The July 25, 1994 Jordan-Israel non-belligerency agreement states that Israel 'respects ... the special role' played by Jordan in Muslim religious shrines in Jerusalem. Arafat had stated in the past that the Palestinian entity would be responsible for non-Jewish religious shrines in the holy city. The Jordan-Israel agreement appears to set the stage for a future contest or cooperation between Jordan and Palestine over the religious sites.

The United States has maintained a policy since 1967 that the future of the city must be negotiated and cannot be decided unilaterally, and that the city should not be divided as it was between 1948 and 1967.

In 1990, Congress [under President H.W. Bush] opposed the Administration position and passed resolutions acknowledging that Jerusalem was the capital of Israel and should not be a divided city (H.Con.Res. 290, passed on April 24, 1990, and S.Con.Res. 106, passed on March 22, 1990). In 1995, Congress passed S. 1322 (P.L. 104-45, November 8, 1995) that stated that the U.S. embassy should be moved from Tel Aviv to Jerusalem. The law provides a presidential waiver if maintaining the embassy in Tel Aviv is in the U.S. national interest. (See CRS Report 94-755, Jerusalem, dated February 21, 1995.)

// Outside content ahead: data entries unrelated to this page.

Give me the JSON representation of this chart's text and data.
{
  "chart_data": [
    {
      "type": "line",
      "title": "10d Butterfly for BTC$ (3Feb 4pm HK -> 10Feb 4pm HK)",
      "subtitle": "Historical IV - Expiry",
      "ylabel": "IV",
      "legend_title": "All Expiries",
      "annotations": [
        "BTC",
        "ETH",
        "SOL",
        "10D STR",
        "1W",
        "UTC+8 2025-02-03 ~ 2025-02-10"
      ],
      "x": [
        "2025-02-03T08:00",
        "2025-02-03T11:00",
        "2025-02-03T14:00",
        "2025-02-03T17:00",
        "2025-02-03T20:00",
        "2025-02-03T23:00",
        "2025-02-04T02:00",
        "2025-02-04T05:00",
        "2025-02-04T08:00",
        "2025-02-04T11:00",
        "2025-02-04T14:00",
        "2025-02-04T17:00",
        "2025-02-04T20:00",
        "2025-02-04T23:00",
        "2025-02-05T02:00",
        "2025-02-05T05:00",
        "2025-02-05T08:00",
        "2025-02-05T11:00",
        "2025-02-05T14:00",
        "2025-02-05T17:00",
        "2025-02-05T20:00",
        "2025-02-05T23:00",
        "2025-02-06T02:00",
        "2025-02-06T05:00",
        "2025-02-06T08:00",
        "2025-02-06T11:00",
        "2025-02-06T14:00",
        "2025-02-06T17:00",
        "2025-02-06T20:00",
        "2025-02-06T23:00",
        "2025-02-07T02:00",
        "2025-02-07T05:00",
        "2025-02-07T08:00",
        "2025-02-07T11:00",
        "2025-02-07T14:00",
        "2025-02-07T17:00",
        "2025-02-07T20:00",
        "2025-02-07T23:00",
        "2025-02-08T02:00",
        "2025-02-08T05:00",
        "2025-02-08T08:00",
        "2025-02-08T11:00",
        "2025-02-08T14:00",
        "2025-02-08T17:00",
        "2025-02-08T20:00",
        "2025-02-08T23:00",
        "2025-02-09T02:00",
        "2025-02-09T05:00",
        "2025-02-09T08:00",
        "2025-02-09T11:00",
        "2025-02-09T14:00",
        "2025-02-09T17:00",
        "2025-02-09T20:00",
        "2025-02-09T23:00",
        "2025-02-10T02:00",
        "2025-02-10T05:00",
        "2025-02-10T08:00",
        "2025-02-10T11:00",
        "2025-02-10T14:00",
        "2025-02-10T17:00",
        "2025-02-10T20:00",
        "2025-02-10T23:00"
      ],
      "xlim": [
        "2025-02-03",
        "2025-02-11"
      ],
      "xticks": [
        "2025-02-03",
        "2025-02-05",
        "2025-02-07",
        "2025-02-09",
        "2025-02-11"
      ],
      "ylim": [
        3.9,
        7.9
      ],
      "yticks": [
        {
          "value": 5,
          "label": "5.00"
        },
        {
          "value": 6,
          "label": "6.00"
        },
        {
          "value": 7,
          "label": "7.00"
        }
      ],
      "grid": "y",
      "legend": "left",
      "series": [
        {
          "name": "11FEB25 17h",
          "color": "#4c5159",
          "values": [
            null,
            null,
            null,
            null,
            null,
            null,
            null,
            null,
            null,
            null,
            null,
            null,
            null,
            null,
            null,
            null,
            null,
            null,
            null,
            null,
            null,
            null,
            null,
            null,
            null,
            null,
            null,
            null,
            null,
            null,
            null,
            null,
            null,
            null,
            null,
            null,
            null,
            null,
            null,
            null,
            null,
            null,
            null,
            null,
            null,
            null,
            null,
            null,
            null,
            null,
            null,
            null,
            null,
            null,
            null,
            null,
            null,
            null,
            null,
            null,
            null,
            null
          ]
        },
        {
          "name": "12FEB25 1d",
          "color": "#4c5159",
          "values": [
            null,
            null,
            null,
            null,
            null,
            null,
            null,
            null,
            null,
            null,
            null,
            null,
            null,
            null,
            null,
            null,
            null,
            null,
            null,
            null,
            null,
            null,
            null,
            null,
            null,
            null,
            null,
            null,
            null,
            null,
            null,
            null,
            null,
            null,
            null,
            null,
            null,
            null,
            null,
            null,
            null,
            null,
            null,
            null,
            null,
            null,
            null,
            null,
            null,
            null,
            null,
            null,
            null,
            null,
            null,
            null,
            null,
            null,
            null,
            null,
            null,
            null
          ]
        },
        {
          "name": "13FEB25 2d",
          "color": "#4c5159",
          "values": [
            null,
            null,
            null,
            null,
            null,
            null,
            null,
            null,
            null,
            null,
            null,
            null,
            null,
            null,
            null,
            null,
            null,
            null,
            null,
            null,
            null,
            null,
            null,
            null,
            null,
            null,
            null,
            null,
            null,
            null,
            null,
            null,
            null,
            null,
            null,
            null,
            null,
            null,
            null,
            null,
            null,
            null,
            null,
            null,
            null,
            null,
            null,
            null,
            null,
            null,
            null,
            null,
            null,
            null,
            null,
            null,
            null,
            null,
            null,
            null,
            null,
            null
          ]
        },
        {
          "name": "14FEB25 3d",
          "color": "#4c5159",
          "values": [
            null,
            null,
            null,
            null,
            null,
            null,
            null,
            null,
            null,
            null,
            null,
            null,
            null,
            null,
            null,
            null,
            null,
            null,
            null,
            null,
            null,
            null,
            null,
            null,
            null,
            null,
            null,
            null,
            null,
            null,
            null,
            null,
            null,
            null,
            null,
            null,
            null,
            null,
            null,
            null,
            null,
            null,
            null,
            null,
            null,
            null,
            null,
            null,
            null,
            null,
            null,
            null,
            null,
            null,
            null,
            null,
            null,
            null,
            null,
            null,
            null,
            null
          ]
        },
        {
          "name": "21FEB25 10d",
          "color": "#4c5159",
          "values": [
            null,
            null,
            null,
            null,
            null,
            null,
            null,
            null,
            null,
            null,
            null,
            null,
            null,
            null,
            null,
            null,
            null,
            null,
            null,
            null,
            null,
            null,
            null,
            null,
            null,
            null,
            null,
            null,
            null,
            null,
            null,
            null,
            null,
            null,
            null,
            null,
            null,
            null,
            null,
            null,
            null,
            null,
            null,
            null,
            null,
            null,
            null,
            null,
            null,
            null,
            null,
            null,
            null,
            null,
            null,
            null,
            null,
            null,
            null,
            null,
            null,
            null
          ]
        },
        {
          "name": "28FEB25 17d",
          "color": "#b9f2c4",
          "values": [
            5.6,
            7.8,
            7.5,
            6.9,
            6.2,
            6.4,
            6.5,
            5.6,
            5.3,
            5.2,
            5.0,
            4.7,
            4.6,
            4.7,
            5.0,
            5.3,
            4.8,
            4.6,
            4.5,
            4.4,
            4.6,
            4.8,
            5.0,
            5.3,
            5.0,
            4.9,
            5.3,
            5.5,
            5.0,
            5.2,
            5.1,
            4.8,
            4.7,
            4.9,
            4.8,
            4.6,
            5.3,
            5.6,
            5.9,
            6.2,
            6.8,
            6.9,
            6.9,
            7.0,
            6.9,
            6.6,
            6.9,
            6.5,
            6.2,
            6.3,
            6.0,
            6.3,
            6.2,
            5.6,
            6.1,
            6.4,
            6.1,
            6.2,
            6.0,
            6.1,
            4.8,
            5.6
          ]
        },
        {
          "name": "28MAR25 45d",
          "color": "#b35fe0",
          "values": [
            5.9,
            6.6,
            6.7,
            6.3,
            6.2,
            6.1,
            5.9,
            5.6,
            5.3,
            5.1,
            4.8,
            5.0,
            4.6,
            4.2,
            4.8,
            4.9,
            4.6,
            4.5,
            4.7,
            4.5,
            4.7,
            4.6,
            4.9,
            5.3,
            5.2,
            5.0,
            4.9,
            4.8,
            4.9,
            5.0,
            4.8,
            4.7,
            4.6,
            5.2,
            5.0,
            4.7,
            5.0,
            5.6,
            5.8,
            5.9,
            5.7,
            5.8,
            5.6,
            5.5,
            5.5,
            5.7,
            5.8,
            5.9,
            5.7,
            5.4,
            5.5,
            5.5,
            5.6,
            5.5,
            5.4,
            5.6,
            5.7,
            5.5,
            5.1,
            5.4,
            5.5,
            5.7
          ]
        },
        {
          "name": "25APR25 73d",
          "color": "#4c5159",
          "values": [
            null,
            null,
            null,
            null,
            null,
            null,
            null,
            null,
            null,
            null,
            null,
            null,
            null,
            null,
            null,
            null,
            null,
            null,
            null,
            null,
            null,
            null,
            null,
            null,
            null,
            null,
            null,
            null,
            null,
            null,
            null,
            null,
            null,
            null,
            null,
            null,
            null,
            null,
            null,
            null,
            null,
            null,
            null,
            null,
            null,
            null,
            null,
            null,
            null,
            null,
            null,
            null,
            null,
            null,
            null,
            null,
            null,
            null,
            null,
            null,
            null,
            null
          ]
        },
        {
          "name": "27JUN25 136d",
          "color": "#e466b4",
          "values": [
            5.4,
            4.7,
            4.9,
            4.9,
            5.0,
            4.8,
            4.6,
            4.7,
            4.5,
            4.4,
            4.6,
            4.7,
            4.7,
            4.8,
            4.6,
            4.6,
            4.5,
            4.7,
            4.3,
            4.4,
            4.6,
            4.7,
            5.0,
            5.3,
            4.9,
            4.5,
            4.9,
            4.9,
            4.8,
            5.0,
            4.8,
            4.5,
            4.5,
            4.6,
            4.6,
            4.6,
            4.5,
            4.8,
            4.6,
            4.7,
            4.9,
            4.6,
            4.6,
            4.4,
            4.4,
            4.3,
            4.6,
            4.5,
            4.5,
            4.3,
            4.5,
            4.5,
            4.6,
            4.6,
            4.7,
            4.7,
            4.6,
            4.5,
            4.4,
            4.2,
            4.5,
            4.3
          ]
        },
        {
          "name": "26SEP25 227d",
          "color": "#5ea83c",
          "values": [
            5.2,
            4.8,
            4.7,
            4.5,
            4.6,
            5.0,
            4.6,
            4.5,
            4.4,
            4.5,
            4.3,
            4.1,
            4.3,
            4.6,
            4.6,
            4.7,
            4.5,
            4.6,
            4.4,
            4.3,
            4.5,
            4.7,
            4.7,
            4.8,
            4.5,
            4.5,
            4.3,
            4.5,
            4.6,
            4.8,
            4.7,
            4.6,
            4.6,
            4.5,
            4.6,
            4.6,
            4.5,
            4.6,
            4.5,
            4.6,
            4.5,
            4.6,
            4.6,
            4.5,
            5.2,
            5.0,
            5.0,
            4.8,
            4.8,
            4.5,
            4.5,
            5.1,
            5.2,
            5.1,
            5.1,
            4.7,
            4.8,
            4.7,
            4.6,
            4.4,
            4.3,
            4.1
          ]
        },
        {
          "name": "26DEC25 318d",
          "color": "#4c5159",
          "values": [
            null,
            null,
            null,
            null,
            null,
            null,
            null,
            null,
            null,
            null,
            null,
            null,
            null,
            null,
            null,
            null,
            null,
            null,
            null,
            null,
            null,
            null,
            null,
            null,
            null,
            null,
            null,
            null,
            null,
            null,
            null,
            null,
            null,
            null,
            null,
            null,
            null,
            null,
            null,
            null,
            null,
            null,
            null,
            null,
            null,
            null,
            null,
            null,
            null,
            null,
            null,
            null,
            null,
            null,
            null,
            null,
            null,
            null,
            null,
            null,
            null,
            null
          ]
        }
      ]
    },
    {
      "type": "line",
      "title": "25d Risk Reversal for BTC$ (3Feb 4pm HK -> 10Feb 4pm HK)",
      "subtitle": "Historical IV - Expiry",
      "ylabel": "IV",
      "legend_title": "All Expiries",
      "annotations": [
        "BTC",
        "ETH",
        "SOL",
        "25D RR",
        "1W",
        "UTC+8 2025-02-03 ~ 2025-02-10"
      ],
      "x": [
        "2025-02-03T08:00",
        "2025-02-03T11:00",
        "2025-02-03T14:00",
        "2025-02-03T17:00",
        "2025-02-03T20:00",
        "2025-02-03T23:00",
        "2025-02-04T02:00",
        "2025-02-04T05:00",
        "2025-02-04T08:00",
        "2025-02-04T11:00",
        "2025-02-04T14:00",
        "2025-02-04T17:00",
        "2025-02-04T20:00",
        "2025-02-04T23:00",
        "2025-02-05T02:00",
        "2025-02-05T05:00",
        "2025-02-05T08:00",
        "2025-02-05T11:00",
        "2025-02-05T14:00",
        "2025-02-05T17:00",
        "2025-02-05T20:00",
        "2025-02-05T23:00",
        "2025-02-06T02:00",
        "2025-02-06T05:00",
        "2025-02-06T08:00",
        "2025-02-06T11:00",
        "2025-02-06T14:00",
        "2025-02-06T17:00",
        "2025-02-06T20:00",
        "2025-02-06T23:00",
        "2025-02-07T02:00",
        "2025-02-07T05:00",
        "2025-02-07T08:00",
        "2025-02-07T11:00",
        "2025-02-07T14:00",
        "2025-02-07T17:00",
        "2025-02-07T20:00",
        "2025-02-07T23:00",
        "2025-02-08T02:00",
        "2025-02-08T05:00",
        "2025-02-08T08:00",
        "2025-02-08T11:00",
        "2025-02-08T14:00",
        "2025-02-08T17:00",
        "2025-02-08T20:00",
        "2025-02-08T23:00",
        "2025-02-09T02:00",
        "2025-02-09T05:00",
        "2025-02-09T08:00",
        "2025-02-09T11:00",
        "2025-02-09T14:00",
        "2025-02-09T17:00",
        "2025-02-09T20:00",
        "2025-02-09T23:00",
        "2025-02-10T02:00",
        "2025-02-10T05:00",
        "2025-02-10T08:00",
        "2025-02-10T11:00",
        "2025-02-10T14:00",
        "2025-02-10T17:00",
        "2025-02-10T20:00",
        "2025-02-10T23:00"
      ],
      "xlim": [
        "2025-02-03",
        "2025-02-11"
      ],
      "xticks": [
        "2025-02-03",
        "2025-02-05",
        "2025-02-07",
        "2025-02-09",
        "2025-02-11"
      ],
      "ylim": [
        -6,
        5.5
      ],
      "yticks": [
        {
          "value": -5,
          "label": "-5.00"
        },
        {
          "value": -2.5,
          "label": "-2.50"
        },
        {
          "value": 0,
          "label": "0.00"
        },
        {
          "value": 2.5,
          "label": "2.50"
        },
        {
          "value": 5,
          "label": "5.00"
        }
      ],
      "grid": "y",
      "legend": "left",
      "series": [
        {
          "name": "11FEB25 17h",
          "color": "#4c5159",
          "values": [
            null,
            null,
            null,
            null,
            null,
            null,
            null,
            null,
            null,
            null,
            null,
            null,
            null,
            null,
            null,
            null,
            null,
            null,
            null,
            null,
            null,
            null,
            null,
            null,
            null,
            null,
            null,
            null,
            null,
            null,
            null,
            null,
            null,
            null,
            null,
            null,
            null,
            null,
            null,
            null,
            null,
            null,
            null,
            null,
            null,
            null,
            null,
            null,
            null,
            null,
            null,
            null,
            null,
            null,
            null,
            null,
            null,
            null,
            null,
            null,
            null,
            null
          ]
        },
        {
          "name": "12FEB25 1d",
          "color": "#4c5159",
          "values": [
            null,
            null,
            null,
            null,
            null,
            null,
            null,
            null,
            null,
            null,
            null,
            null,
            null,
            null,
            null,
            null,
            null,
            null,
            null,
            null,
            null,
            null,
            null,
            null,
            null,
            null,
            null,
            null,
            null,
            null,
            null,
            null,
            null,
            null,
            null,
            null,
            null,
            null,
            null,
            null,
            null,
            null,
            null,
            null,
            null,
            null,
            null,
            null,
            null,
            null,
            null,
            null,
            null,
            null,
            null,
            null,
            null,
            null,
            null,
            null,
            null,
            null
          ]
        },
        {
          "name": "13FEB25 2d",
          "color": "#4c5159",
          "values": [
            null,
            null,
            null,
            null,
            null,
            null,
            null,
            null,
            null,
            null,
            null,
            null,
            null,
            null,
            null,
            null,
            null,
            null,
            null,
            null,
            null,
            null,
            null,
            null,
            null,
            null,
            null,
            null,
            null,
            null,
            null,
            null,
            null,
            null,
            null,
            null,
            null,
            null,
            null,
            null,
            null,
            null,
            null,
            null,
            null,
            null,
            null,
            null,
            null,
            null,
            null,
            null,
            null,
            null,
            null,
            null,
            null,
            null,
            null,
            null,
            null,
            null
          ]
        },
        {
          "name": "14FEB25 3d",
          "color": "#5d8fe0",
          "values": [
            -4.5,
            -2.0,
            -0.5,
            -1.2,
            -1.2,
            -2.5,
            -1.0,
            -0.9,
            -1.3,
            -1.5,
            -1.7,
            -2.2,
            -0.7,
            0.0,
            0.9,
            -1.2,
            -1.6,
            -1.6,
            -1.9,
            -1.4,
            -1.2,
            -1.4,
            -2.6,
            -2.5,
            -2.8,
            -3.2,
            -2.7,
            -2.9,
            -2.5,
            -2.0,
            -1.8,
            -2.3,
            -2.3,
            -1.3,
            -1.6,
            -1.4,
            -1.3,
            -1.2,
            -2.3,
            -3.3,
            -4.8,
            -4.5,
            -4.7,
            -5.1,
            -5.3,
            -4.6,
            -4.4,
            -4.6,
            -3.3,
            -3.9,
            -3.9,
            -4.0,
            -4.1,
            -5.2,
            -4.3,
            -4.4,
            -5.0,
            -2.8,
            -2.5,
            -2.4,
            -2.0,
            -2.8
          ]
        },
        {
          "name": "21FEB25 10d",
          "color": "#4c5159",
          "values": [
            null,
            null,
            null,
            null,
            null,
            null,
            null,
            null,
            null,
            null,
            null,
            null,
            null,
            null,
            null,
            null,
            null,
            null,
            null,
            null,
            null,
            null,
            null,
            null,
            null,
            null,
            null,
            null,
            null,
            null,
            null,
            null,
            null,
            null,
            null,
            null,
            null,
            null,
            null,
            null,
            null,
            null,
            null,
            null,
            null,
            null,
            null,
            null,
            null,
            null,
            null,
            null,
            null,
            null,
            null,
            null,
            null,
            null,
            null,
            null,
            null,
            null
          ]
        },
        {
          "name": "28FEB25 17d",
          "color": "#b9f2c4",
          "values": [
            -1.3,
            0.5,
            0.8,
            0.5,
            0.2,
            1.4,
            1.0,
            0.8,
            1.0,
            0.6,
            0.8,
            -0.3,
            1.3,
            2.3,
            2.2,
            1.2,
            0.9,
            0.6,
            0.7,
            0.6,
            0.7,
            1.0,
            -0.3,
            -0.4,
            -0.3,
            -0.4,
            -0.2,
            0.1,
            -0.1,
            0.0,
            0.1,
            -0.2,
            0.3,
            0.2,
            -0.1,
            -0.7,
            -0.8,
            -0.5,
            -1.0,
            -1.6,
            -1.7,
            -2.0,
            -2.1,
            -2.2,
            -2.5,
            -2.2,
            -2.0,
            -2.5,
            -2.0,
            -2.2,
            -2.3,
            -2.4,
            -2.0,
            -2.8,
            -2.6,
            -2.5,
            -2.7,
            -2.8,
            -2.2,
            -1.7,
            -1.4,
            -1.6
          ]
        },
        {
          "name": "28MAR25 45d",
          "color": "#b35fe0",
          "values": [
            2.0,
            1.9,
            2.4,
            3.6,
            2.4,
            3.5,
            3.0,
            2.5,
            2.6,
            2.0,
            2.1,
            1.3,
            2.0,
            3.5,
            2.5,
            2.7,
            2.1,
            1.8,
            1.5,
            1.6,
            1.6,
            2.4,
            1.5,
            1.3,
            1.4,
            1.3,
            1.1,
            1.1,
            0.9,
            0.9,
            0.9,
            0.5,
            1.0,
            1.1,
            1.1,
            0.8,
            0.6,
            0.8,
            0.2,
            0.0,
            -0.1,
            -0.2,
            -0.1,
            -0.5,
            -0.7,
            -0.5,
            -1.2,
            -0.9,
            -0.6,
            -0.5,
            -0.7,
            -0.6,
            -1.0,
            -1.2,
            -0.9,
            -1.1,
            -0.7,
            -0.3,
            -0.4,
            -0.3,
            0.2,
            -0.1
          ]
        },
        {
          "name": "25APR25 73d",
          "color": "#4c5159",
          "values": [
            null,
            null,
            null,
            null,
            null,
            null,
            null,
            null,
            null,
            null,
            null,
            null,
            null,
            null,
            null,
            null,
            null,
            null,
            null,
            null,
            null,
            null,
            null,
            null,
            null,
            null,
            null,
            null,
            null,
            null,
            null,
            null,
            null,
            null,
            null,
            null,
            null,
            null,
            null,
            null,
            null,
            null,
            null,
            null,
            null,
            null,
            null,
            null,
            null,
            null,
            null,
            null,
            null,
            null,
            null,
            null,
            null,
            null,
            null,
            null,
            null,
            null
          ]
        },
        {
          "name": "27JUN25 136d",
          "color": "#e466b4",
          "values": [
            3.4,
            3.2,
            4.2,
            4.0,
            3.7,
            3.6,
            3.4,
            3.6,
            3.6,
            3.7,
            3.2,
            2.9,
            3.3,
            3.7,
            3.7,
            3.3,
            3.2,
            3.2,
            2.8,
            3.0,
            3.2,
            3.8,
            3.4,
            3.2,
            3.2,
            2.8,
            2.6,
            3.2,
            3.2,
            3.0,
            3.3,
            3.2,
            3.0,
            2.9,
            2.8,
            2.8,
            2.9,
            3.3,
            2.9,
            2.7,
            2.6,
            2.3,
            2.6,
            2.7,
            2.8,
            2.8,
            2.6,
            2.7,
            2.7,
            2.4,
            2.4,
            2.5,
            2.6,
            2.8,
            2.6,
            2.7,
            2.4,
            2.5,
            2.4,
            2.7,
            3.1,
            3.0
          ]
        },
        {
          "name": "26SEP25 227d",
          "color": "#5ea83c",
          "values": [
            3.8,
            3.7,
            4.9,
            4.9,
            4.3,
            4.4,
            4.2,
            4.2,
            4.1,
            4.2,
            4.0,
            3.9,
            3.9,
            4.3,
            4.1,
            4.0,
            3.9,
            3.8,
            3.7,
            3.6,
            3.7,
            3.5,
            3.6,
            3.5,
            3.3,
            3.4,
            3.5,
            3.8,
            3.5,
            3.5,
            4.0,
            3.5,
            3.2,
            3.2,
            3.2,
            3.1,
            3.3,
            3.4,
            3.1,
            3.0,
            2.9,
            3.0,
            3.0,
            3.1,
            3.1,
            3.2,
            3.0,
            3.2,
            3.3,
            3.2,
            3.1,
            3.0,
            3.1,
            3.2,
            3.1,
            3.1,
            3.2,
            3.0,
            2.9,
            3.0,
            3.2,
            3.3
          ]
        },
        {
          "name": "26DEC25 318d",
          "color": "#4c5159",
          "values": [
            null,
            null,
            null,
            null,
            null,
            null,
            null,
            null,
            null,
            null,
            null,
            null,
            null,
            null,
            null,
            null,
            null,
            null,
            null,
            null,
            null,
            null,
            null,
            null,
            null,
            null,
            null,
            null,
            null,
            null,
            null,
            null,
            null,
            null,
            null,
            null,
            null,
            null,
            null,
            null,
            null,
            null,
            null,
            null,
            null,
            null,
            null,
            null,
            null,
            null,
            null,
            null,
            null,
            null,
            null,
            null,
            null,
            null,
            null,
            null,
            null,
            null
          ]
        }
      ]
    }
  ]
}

On July 27, 2000, President Clinton told an Israeli interviewer that he favored moving the embassy to Jerusalem, but signed waivers to keep the embassy in Tel Aviv. During the 2000 campaign, George Bush said he favored moving the embassy to Jerusalem, but since becoming President has signed waivers delaying the move.

Section 214 of P.L. 107-228, the Foreign Relations Authorization Act for FY2003, states that Congress maintains its commitment to moving the U.S. embassy from Tel Aviv to Jerusalem, bans funds appropriated in the Act from being used to support the Jerusalem consulate unless the U.S. ambassador to Israel has authority over the consulate, declares that publications financed under the Act must list Jerusalem as the capital of Israel, and states that any U.S. citizen born in Jerusalem may request that their birthplace be listed as Israel. President Bush issued a statement on September 30, 2002, that he considered the section to be advisory, not binding, and that the section interfered with his constitutional authority to conduct the nations’ foreign relations. The statement also said that U.S. policy toward Jerusalem remained unchanged, which implied that the United States holds that the future of Jerusalem must be negotiated and not be decided unilaterally, as the Israelis have done."